I'm voting for the "less dead people" option. Mostly because I'm a selfish person, been in automobile accidents caused by lapsing human attention, and I want it to be less likely that I'll die in a car crash.
But it's not just about quantity. It's also _different_ people who will die. That radically alters things from an ethical perspective.
Yep. Medical professionals have been aware of this dilemma for millennia: many people die from an ailment if no treatment is attempted, but bad approaches to treatment can kill people that would have survived otherwise. And setting 'better average accident rates' as the threshold for self driving vehicle software developers to be immune from the consequence of their errors is like setting 'better than witch doctors' as the threshold for making doctors immune from claims of malpractice.

Move fast, break different things, is not the answer.

What if its very much better average accident rates? This isn't black-and-white.
No, it certainly isn't black and white. Indeed 'much better' is hard to even define when human drivers cover an enormous amount of miles per accident, miles driven are heterogenous in terms of risk, there isn't even necessarily a universally accepted classification of accident severity or whether drivers should be excluded from the sample as being 'at fault' to an unacceptable degree. Plus the AV software isn't staying the same forever: every release introduces new potential edge case bugs, and any new edge case bug which produces a fatality every hundred million miles makes that software release more lethal than human drivers, even if it's better at not denting cars whilst parking and always observes speed limits in between.

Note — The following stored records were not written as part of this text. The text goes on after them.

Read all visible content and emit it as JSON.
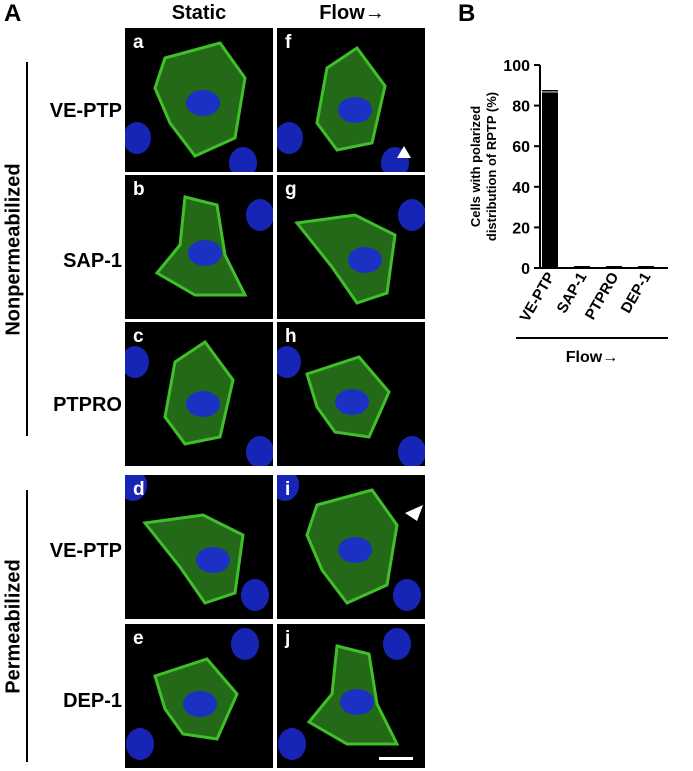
{
  "panelA_letter": "A",
  "panelB_letter": "B",
  "columns": [
    "Static",
    "Flow→"
  ],
  "groups": [
    "Nonpermeabilized",
    "Permeabilized"
  ],
  "rows": [
    "VE-PTP",
    "SAP-1",
    "PTPRO",
    "VE-PTP",
    "DEP-1"
  ],
  "sub_letters": {
    "static": [
      "a",
      "b",
      "c",
      "d",
      "e"
    ],
    "flow": [
      "f",
      "g",
      "h",
      "i",
      "j"
    ]
  },
  "colors": {
    "nucleus": "#1a2bd6",
    "membrane": "#3fbf2a",
    "background": "#000000"
  },
  "chart_data": {
    "type": "bar",
    "categories": [
      "VE-PTP",
      "SAP-1",
      "PTPRO",
      "DEP-1"
    ],
    "values": [
      86.5,
      0,
      0,
      0
    ],
    "error": [
      0.8,
      0,
      0,
      0
    ],
    "ylabel_line1": "Cells with polarized",
    "ylabel_line2": "distribution of RPTP (%)",
    "xlabel": "Flow→",
    "ylim": [
      0,
      100
    ],
    "yticks": [
      0,
      20,
      40,
      60,
      80,
      100
    ]
  }
}
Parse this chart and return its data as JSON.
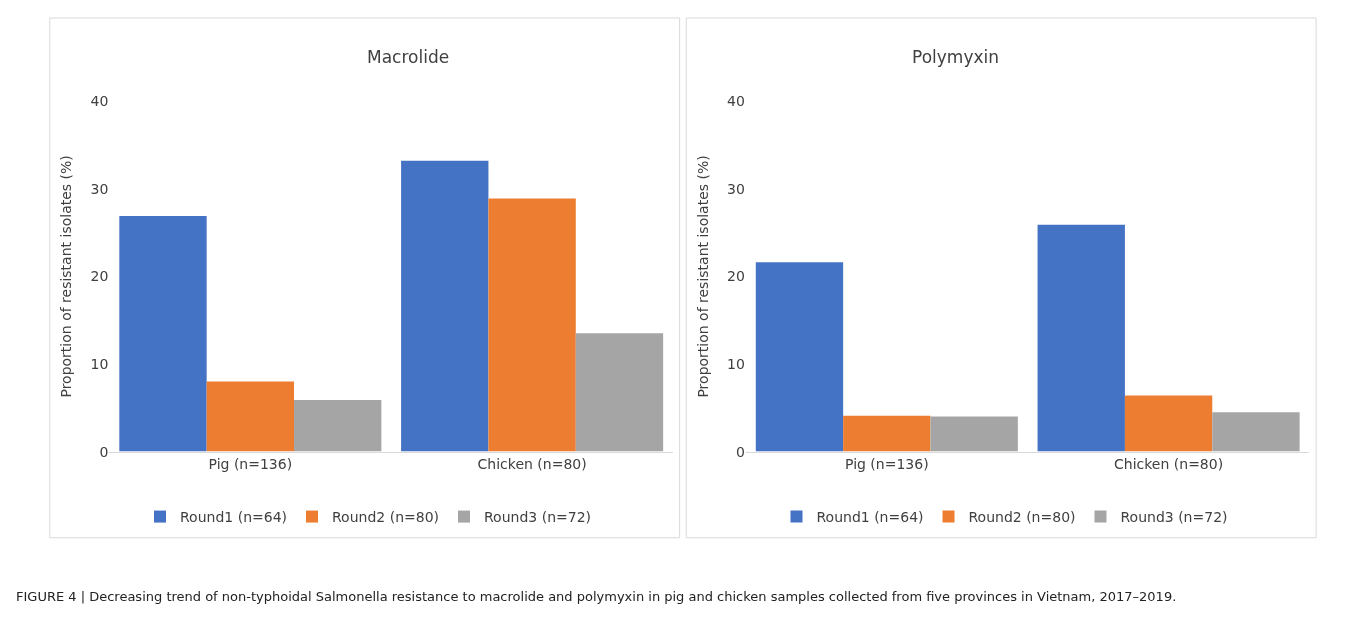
{
  "chart_data": [
    {
      "type": "bar",
      "title": "Macrolide",
      "ylabel": "Proportion of resistant isolates (%)",
      "categories": [
        "Pig (n=136)",
        "Chicken (n=80)"
      ],
      "ylim": [
        0,
        40
      ],
      "yticks": [
        0,
        10,
        20,
        30,
        40
      ],
      "grid": false,
      "legend": "bottom",
      "series": [
        {
          "name": "Round1 (n=64)",
          "color": "#4472c4",
          "values": [
            26.9,
            33.2
          ]
        },
        {
          "name": "Round2 (n=80)",
          "color": "#ed7d31",
          "values": [
            8.0,
            28.9
          ]
        },
        {
          "name": "Round3 (n=72)",
          "color": "#a5a5a5",
          "values": [
            5.9,
            13.5
          ]
        }
      ],
      "annotations": [
        "FIGURE 4 | Decreasing trend of non-typhoidal Salmonella resistance to macrolide and polymyxin in pig and chicken samples collected from five provinces in Vietnam, 2017–2019."
      ]
    },
    {
      "type": "bar",
      "title": "Polymyxin",
      "ylabel": "Proportion of resistant isolates (%)",
      "categories": [
        "Pig (n=136)",
        "Chicken (n=80)"
      ],
      "ylim": [
        0,
        40
      ],
      "yticks": [
        0,
        10,
        20,
        30,
        40
      ],
      "grid": false,
      "legend": "bottom",
      "series": [
        {
          "name": "Round1 (n=64)",
          "color": "#4472c4",
          "values": [
            21.6,
            25.9
          ]
        },
        {
          "name": "Round2 (n=80)",
          "color": "#ed7d31",
          "values": [
            4.1,
            6.4
          ]
        },
        {
          "name": "Round3 (n=72)",
          "color": "#a5a5a5",
          "values": [
            4.0,
            4.5
          ]
        }
      ]
    }
  ]
}
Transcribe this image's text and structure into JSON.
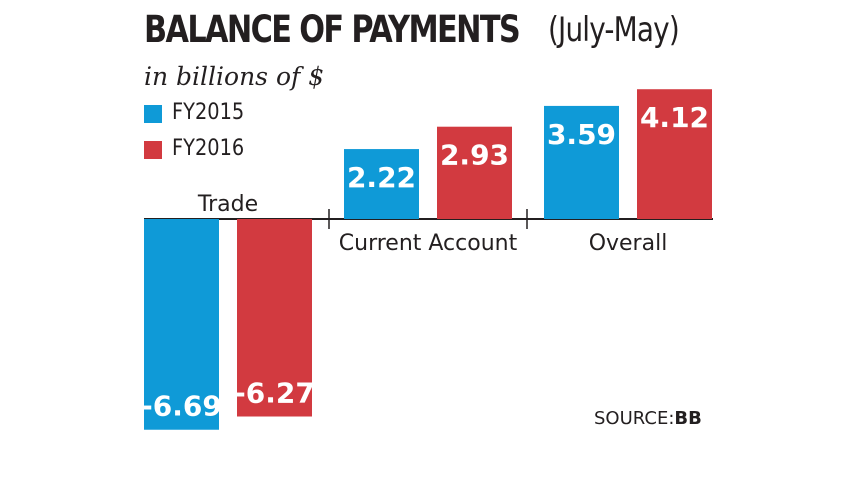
{
  "chart_data": {
    "type": "bar",
    "title": "BALANCE OF PAYMENTS",
    "title_suffix": "(July-May)",
    "subtitle": "in billions of $",
    "categories": [
      "Trade",
      "Current Account",
      "Overall"
    ],
    "series": [
      {
        "name": "FY2015",
        "values": [
          -6.69,
          2.22,
          3.59
        ],
        "color": "#0f9ad7"
      },
      {
        "name": "FY2016",
        "values": [
          -6.27,
          2.93,
          4.12
        ],
        "color": "#d23a40"
      }
    ],
    "data_labels": [
      [
        "-6.69",
        "2.22",
        "3.59"
      ],
      [
        "-6.27",
        "2.93",
        "4.12"
      ]
    ],
    "source_label": "SOURCE:",
    "source_value": "BB",
    "legend": "top-left",
    "grid": false
  }
}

I don't think every new release is getting a enough billion miles of driving with safety drivers to reassure there's no statistically significant risk of new edge case bugs though.

And in context, we still punish surgeons for causing fatalities through gross negligence even though overall they are many orders of magnitude better at performing surgery than the average human.

Sophistry. 'Much better' can be very clear, in terms of death or injury, or property damage, or insurance claims, or half a dozen reasonable measures.

Sure it takes miles to determine what's better. Once automated driving is happening in millions (instead of hundreds) of cars on the road, it will take only days to measure.

I vote for that option as well.

So far, I have been killed exactly zero times in car crashes. All the empirical evidence tells me that there's no need to surrender control to a computer.

If I die in a crash, perhaps I'll change my mind...

Do we gain something from placing blame? Who do we blame for people who die from natural disasters? Freak occurrences?

Are deaths where blame can be placed preferable to deaths where it cannot? By what factor? Should we try to exchange one of the latter for two of the former?